After we cruised into the snug harbor at Frenchboro, a gaggle of locals came on board. For them, the ferry is routine stuff, and they sat up front, chatting away without a second glance at the no doubt familiar scenery. Kish and I, on the other hand, sat in the back, the better to get unimpeded views of everything going on around us. How often do flatlanders from the Midwest get a dockside view of a real working harbor and fishermen who think nothing of knocking back a can of beer at 9 a.m., the better to kick start their trip to the mainland?
When we looked into taking a ferry ride, the woman behind the desk at the ferry office recommended the Frenchboro ferry as more scenic than the Swan Island ferry, which uses a much bigger boat that also carries cars and trucks. It was good advice.
Yesterday we ventured over to Acadia National Park to hike up Mount Cadillac — the towering peak situated right on the coastline that is the first place in America struck by the rays of the rising sun. It’s a popular destination that offers staggering views of the jagged Maine coast. Most people drive up to the top — but heck, anybody can do that. Hiking up is more fun and a bit of a challenge, besides.

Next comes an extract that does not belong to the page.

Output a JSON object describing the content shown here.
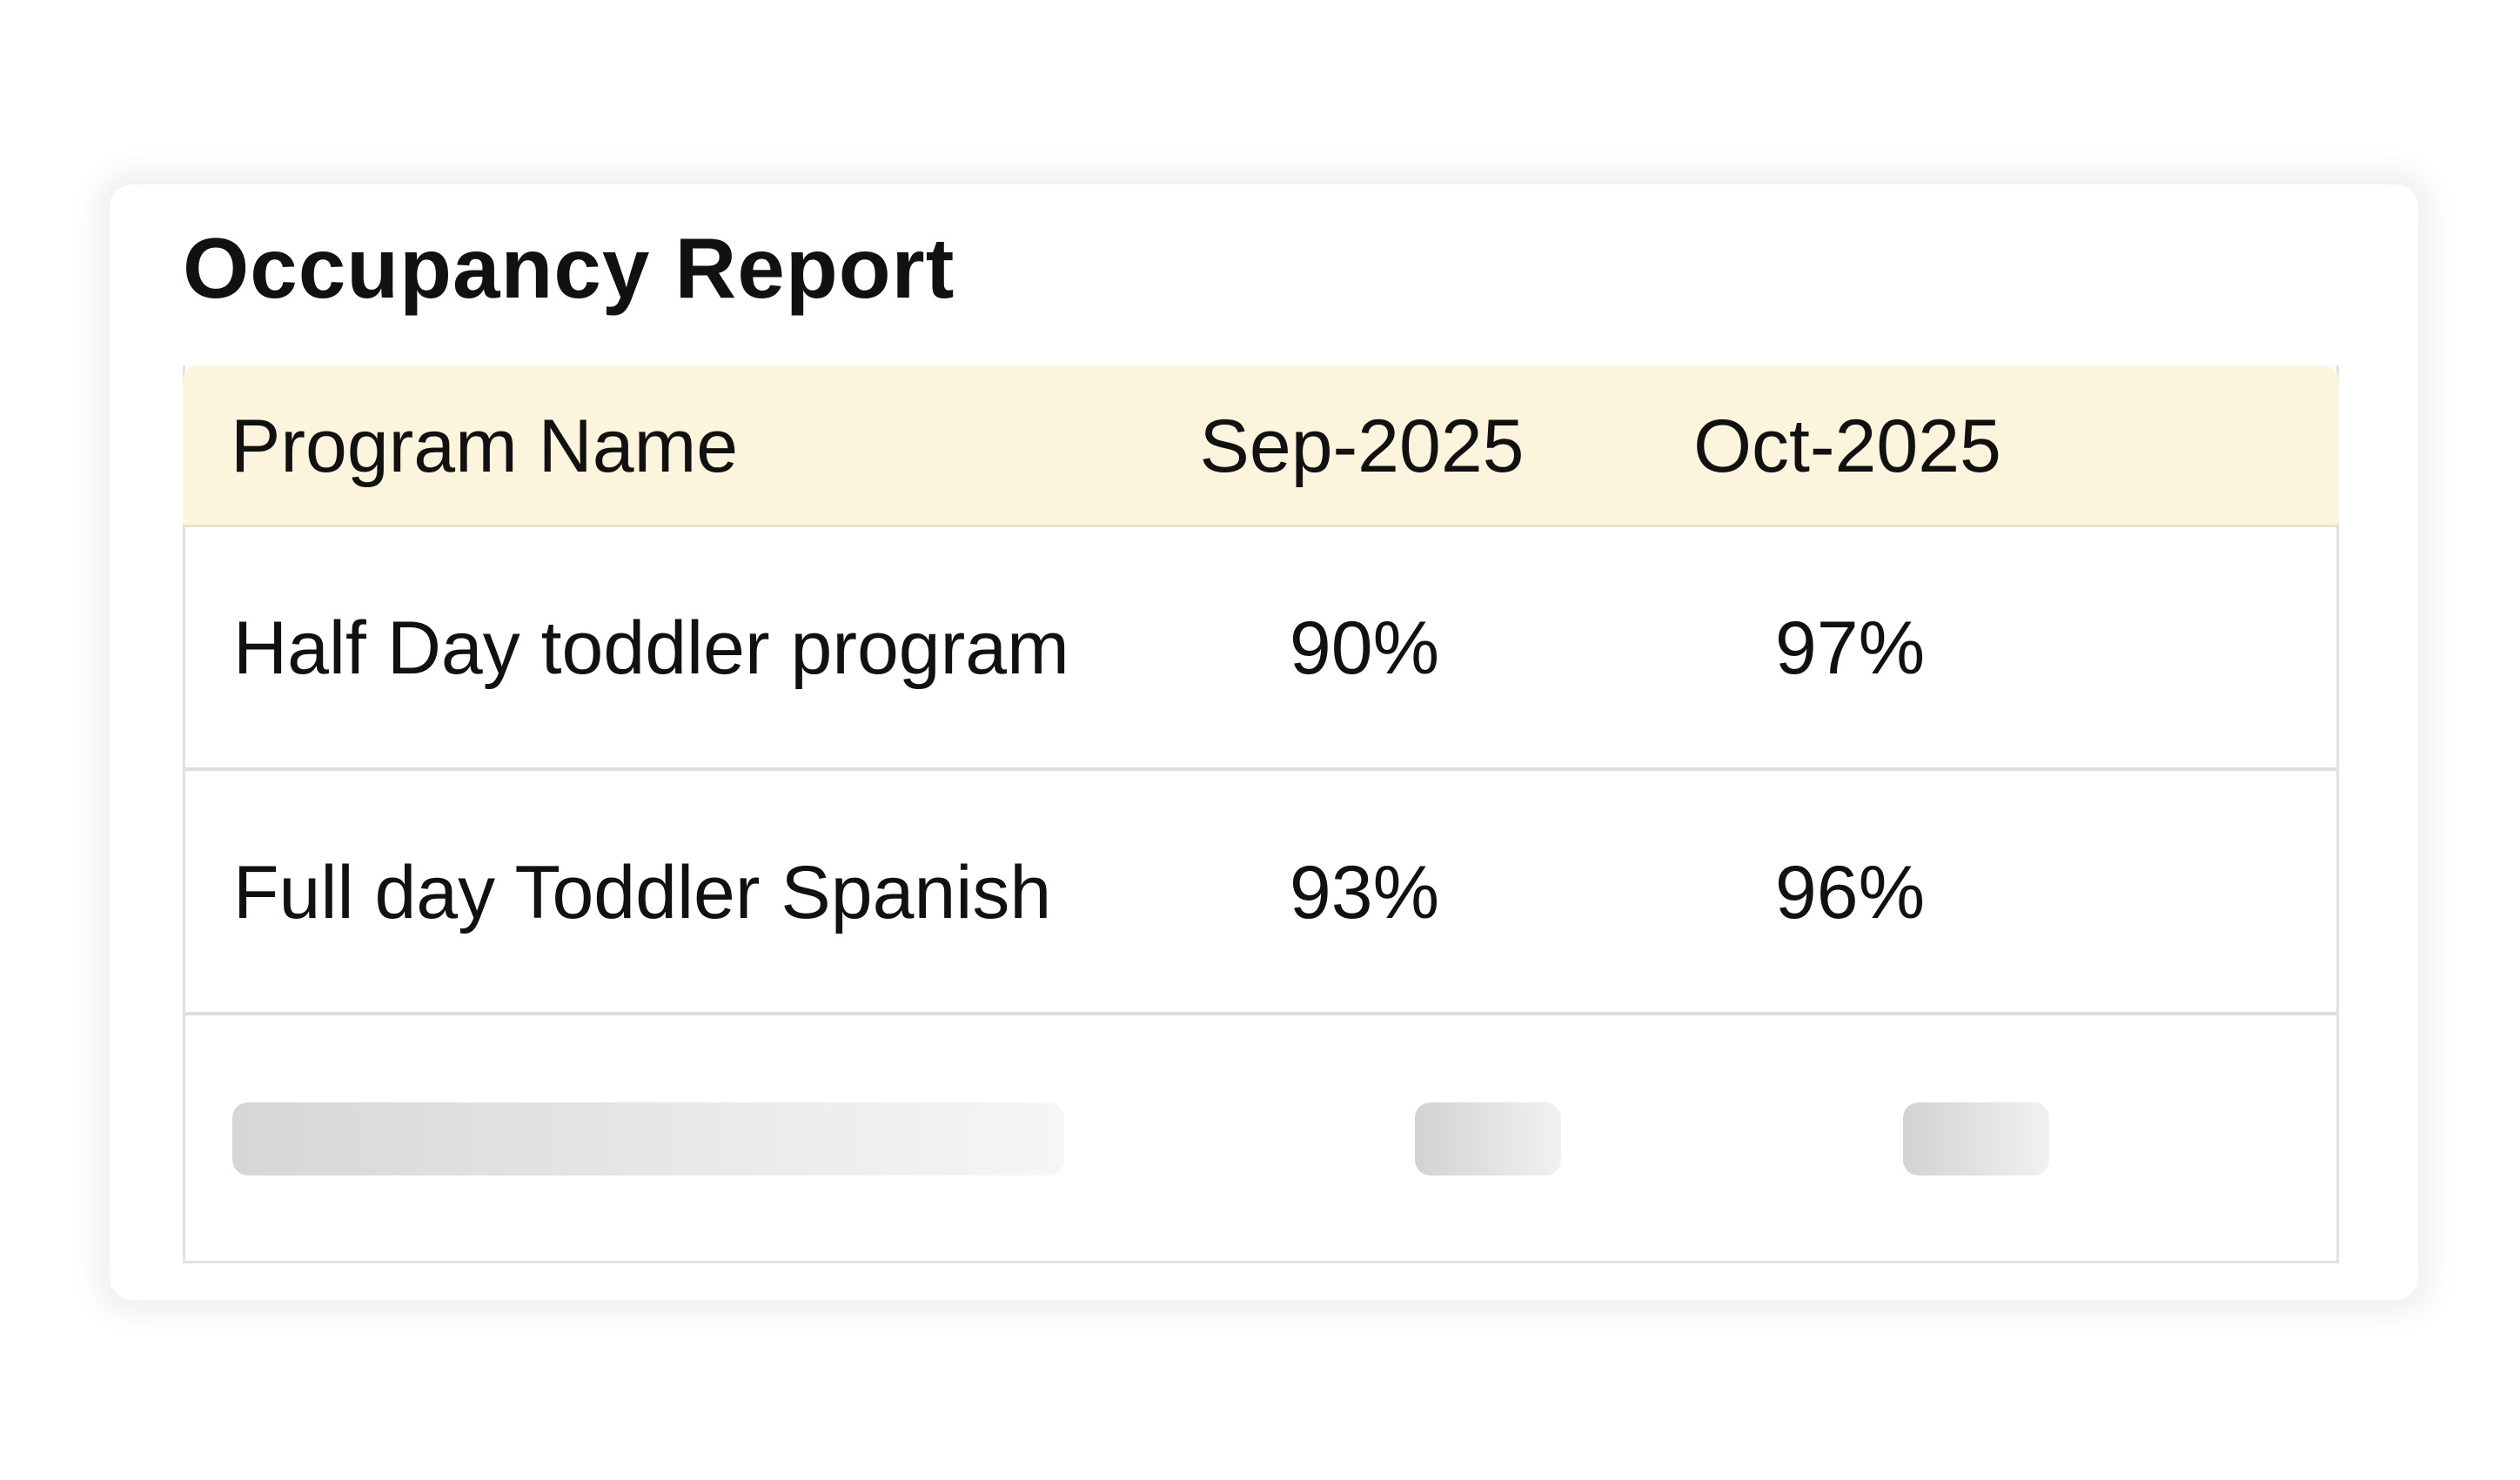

We chose the south ridge trail, which begins along a road and, for the first mile of so, takes you through a dense, almost primeval forest. At that point you emerge above the tree line and are exposed to the first of the sweeping vistas that this hike affords — with views that just get better and better as you gain altitude. You follow blue trailblazing signs painted on trees and then on the granite of the mountain itself, as well as rock cairns that also mark the way.
The trail takes you along the granite spine of the mountain, shown in the first picture above, and you actually feel like you are moving from knob to knob on the gigantic backbone of a huge, hunched-over creature. Eventually you are treated to a commanding view in all directions and can see dozens of miles to faraway peaks in the Appalachian chain. You also pass a beautiful pond that is covered with velvety, impossibly green shoots, shown toward the middle of the photo below, and you wonder: “what is that doing way up here?”
It’s not a difficult climb, but it’s a rewarding one nevertheless. When you reach the top, having clambered up the last few rock faces, you can stare slack jawed in any direction. The rocks at the top are covered with people, and no wonder — the scenery is spectacular. It’s one of those spots that simply can’t be captured in a photograph. But I’ll always remember it.